Hooks are the policy and observability layer between runtime events and the actions that follow. A declaration binds a named event to an executor; the executor returns a JSON patch; AGH applies patches in declaration order and records the outcome on the session event stream.

In this section
Events
Hook event catalog
Use this page for the complete event list, payload schemas, patch schemas, and which events support synchronous mutation.
Format
Hook declaration format
Use this page when authoring hooks: matchers, subprocess executors, ordering, and execution behavior.
Management surfaces
Hooks are agent-manageable for mutable sources. The agh__hooks toolset and the parallel
agh hooks CLI both call the same hook normalization, validation, and persistence pipeline.

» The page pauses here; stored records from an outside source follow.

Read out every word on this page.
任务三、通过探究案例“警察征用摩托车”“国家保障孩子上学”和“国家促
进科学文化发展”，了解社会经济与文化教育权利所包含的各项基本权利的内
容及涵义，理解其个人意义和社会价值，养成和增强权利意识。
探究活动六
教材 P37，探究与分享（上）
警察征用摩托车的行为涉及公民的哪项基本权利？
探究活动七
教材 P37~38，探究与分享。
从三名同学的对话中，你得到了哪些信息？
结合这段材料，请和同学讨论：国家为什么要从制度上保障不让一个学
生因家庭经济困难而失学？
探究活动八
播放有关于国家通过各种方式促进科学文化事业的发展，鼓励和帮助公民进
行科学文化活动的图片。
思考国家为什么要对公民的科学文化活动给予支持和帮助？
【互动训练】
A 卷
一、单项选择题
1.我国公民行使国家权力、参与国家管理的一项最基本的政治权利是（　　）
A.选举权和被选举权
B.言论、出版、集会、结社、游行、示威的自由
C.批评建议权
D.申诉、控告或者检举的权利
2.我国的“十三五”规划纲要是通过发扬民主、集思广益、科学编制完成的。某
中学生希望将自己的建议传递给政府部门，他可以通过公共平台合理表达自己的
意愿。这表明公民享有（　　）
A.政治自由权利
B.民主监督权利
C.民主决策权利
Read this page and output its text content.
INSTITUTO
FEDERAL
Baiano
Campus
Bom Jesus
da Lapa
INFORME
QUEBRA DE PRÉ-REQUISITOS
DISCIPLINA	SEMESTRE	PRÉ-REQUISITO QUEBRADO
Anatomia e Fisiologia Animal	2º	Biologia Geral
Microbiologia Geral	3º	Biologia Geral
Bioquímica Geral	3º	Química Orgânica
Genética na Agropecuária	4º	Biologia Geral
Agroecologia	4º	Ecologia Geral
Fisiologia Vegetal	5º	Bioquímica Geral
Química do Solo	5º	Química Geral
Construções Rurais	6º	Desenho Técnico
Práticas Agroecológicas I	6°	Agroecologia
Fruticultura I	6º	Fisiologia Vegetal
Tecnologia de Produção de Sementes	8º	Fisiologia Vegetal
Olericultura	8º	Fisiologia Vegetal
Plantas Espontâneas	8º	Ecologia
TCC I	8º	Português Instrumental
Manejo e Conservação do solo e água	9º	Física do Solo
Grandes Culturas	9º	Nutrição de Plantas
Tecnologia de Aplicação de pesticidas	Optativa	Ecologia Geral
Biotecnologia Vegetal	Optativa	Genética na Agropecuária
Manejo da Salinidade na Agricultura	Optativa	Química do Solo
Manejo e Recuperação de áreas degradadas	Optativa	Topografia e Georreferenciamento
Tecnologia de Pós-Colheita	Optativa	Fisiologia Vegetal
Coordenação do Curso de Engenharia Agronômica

| Surface | Read tools | Mutation tools | CLI parity |
|---|---|---|---|
| Catalog | agh__hooks_list, agh__hooks_info | — | agh hooks list, agh hooks info |
| History | agh__hooks_events, agh__hooks_runs | — | agh hooks events, agh hooks runs |
| Declaration | — | agh__hooks_create, agh__hooks_update, agh__hooks_delete | overlay edits in config.toml plus daemon reload |
| Lifecycle | — | agh__hooks_enable, agh__hooks_disable | overlay edits plus daemon reload |
Source-owned hooks (extension manifests, skill metadata, native daemon hooks) stay structurally
immutable through agent tools. Mutating tools require approval and reject secret-bearing
executor environments with deterministic codes such as HOOK_SOURCE_IMMUTABLE,
HOOK_SECRET_INPUT_FORBIDDEN, HOOK_VALIDATION_FAILED, and HOOK_APPROVAL_REQUIRED.